Mais je ne me plains pas, je suis là , ça se passe bien, j'ai failli ne pas prendre le départ du tout, il fait beau, et la seule chose qui est égratignée ici, c'est mon ego, mais il survivra, il en a vu d'autres.
La deuxième nuit s'annonce. Je dors peu à Villaines la Juhel, charmante petite étape, mémorable à l'aller comme au retour. Les bénévoles s'obstinent à me parler en anglais. Nan mais sans déconner je parle français aussi vous savez ? Ah oui, et vous parlez bien ! Pensez, j'ai potassé des bouquins avant de venir...
Ce repos (une heure trente) a un effet fantastique. Je suis juste gonflé à bloc. Je dépasse des paquets, même tout seul, rien à caler du vent, je suis plus fort que ça. Hé, pourquoi pas un 66 (diabolique!) voire 65 heures ? Mes rêves s'arrêtent bien vite, au bout de 40km, je suis saisi de plein fouet par une atroce fatigue, j'ai envie de roupiller, un truc de malade. Je divague et dis "mmm mmm" tout en roulant, les paquets de tout à l'heure... me redoublent (comme quoi, faut jamais faire le malin) et je suis rappelé à l'ordre par le fossé de droite. Quand on se réveille en train de rouler dans l'herbe il est *vraiment* temps de faire une pause, mais là tout est humide dans la nuit, il fait froid, je ne peux pas m'arrêter ici !
Alors je pousse la note jusqu'au prochain patelin, je crois que c'était Saint Rémy du Val. Et là , une épicerie est ouverte. Il est bientôt 4h du matin. Je m'achète un paquet de chips monster munch et une barquette de quatre crèmes dessert au café. Le commerçant est charmant. Il a sorti des tables sur le trottoir pour qu'on puisse consommer assis. Il voit que je suis bien amoché, et nous explique, à moi et un autre cyclo qui n'a guère l'air plus en forme, qu'on peut dormir dans son arrière boutique. Sans déconner ? J'accepte sans hésiter. Et attention, il ne nous installe pas comme ça n'importe comment, il a sorti des matelas pneumatiques, il a une feuille où il note les prénoms des gens, qui réveiller à quelle heure, etc. Ah ouais, quand même, là , ça envoie du très gros. Il me réveille à 4h30, parfait. Mon vélo, il me l'avait fait rentrer dans le magasin pour pas qu'on le vole (et quand je dis dans le magasin, c'est *dedans* contre le rayon des sacs poubelles et produits ménagers. Le genre de rencontre qui vous réconcilie avec la nature humaine.

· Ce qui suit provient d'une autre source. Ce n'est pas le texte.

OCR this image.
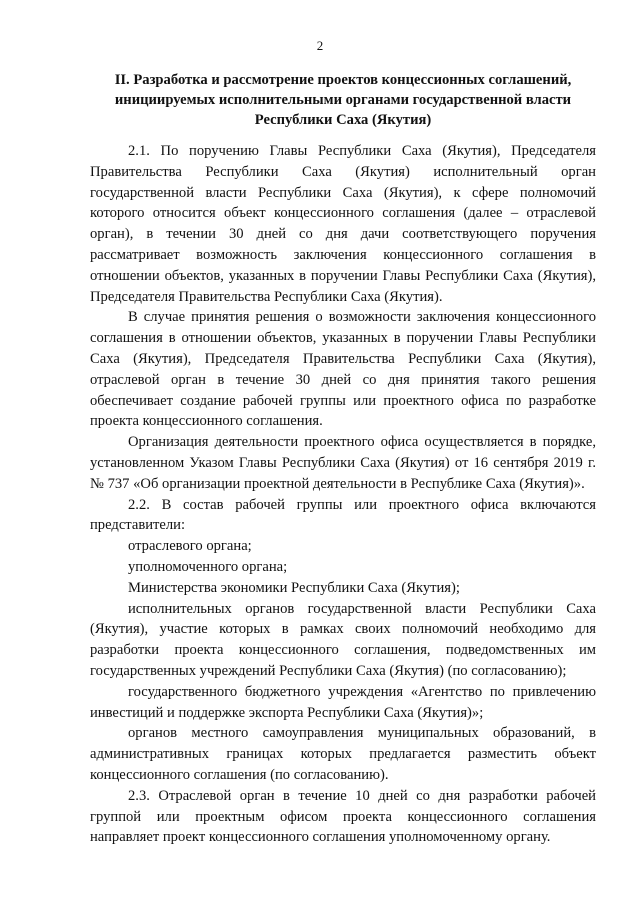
2
II. Разработка и рассмотрение проектов концессионных соглашений, инициируемых исполнительными органами государственной власти Республики Саха (Якутия)

2.1. По поручению Главы Республики Саха (Якутия), Председателя Правительства Республики Саха (Якутия) исполнительный орган государственной власти Республики Саха (Якутия), к сфере полномочий которого относится объект концессионного соглашения (далее – отраслевой орган), в течении 30 дней со дня дачи соответствующего поручения рассматривает возможность заключения концессионного соглашения в отношении объектов, указанных в поручении Главы Республики Саха (Якутия), Председателя Правительства Республики Саха (Якутия).

В случае принятия решения о возможности заключения концессионного соглашения в отношении объектов, указанных в поручении Главы Республики Саха (Якутия), Председателя Правительства Республики Саха (Якутия), отраслевой орган в течение 30 дней со дня принятия такого решения обеспечивает создание рабочей группы или проектного офиса по разработке проекта концессионного соглашения.

Организация деятельности проектного офиса осуществляется в порядке, установленном Указом Главы Республики Саха (Якутия) от 16 сентября 2019 г. № 737 «Об организации проектной деятельности в Республике Саха (Якутия)».

2.2. В состав рабочей группы или проектного офиса включаются представители:

отраслевого органа;

уполномоченного органа;

Министерства экономики Республики Саха (Якутия);

исполнительных органов государственной власти Республики Саха (Якутия), участие которых в рамках своих полномочий необходимо для разработки проекта концессионного соглашения, подведомственных им государственных учреждений Республики Саха (Якутия) (по согласованию);

государственного бюджетного учреждения «Агентство по привлечению инвестиций и поддержке экспорта Республики Саха (Якутия)»;

органов местного самоуправления муниципальных образований, в административных границах которых предлагается разместить объект концессионного соглашения (по согласованию).

2.3. Отраслевой орган в течение 10 дней со дня разработки рабочей группой или проектным офисом проекта концессионного соглашения направляет проект концессионного соглашения уполномоченному органу.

Les meilleures choses ont une fin
Retour sans trop d'encombres, je profite d'un peloton d'avions sur le milieu du tronçon Mortagne - Dreux, qui est effectivement très roulant.
Et puis je rentre globalement seul, il commence à faire chaud. Pour faire un chrono, là c'est certain c'est mort il y a 4 ans j'étais arrivé à 3h du matin, et là , c'est midi passé. Mais enfin, je l'ai bouclé ce PBP, et j'en suis très content. Il peut se passer tant de choses improbables et désagréables sur une épreuve de ce type, que je pense m'en être bien sorti.
À faire pour une prochaine fois : apprendre à rouler un peu plus vite. Et peut-être aussi que je tenterai un départ encore plus tardif, peut-être même le lundi matin. À voir. Il m'en reste huit pour faire des expériences.
PS: ajout de dernière minute, tous les résultats sur le site d'un allemand passionné.